A Tsantrizos, H G Baramki, S Zeidman, T Steffen
Spine 2000 August 1, 25 (15): 1899-907

STUDY DESIGN: Human cadaveric study on initial segmental stability and compressive strength of posterior lumbar interbody fusion implants.

OBJECTIVES: To compare the initial segmental stability and compressive strength of a posterior lumbar interbody fusion construct using a new cortical bone spacer machined from allograft to that of titanium threaded and nonthreaded posterior lumbar interbody fusion cages, tested as stand-alone and with supplemental pedicle screw fixation.

SUMMARY OF BACKGROUND DATA: Cages were introduced to overcome the limitations of conventional allografts.

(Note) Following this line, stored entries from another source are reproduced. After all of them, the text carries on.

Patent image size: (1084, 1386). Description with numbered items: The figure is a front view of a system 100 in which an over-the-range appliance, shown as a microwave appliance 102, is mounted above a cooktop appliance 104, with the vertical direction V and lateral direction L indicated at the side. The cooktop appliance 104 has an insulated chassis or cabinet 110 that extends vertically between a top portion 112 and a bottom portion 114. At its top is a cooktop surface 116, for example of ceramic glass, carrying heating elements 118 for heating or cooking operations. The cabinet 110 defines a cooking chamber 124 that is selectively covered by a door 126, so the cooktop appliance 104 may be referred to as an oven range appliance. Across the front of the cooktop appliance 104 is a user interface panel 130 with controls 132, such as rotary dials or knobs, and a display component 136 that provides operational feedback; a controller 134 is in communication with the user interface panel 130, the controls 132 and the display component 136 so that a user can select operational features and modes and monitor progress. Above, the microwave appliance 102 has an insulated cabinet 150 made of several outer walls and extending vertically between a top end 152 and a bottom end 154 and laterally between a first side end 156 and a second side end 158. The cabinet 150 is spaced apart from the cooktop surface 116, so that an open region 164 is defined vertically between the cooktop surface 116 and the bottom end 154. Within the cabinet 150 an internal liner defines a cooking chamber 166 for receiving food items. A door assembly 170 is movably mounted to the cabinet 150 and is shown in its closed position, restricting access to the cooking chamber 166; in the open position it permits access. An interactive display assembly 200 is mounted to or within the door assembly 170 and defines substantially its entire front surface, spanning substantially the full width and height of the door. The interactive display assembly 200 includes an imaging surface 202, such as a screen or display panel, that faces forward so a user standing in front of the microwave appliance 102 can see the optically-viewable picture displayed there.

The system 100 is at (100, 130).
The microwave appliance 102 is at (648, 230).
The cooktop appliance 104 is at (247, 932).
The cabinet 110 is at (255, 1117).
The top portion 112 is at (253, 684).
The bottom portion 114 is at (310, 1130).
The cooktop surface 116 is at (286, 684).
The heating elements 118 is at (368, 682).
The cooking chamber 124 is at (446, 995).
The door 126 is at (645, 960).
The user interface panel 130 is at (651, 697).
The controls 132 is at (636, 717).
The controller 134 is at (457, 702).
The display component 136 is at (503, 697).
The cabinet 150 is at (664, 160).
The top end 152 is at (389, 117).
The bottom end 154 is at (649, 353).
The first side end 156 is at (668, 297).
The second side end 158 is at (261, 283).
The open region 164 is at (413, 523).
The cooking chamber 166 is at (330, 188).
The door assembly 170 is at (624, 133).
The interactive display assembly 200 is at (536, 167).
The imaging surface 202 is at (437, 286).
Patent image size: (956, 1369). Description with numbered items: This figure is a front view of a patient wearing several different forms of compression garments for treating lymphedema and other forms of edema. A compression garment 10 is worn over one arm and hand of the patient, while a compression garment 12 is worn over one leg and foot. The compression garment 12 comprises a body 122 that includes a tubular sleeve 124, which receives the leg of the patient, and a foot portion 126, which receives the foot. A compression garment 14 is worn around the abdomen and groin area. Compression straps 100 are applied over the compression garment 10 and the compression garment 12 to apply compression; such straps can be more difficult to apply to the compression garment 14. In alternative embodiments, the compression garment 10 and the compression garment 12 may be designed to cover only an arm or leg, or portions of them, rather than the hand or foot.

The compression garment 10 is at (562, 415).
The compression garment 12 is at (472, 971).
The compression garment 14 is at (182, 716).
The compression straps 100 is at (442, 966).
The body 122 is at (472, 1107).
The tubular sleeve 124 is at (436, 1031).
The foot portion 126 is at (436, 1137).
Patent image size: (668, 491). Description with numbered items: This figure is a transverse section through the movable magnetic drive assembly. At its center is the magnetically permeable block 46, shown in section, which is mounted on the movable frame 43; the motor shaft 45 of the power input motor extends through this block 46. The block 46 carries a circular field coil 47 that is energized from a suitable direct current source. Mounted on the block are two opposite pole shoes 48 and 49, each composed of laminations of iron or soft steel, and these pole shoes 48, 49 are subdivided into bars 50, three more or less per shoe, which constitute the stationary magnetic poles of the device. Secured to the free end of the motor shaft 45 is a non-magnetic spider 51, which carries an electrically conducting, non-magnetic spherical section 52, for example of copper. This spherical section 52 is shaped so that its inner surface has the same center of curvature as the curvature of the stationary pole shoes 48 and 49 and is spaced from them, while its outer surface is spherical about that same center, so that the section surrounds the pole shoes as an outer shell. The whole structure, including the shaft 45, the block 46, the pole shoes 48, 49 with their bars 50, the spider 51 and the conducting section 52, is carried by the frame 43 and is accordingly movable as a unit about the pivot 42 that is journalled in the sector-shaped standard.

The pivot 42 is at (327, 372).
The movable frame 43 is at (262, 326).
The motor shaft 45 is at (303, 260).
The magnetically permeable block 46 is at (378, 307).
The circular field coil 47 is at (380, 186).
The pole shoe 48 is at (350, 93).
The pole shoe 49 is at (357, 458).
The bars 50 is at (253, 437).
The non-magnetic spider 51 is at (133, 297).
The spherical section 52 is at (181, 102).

Radiodense cage materials impede radiographic assessment of the fusion, however, and may cause stress shielding of the graft.

METHODS: Multisegmental specimens were tested intact, with posterior lumbar interbody fusion implants inserted into the L4/L5 interbody space and with supplemental pedicle screw fixation. Three posterior lumbar interbody fusion implant constructs (Ray Threaded Fusion Cage, Contact Fusion Cage, and PLIF Allograft Spacer) were tested nondestructively in axial rotation, flexion-extension, and lateral bending. The implant-specimen constructs then were isolated and compressed to failure. Changes in the neutral zone, range of motion, yield strength, and ultimate compressive strength were analyzed.

RESULTS: None of the stand-alone implant constructs reduced the neutral zone. Supplemental pedicle screw fixation decreased the neutral zone in flexion-extension and lateral bending. Stand-alone implant constructs decreased the range of motion in flexion and lateral bending. Differences in the range of motion between stand-alone cage constructs were found in flexion and extension (marginally significant). Supplemental posterior fixation further decreased the range of motion in all loading directions with no differences between implant constructs. The Contact Fusion Cage and PLIF Allograft Spacer constructs had a higher ultimate compressive strength than the Ray Threaded Fusion Cage.

CONCLUSIONS: The biomechanical data did not suggest any implant construct to behave superiorly either as a stand-alone or with supplemental posterior fixation. The PLIF Allograph Spacer is biomechanically equivalent to titanium cages but is devoid of the deficiencies associated with other cage technologies. Therefore, the PLIF Allograft Spacer is a valid alternative to conventional cages.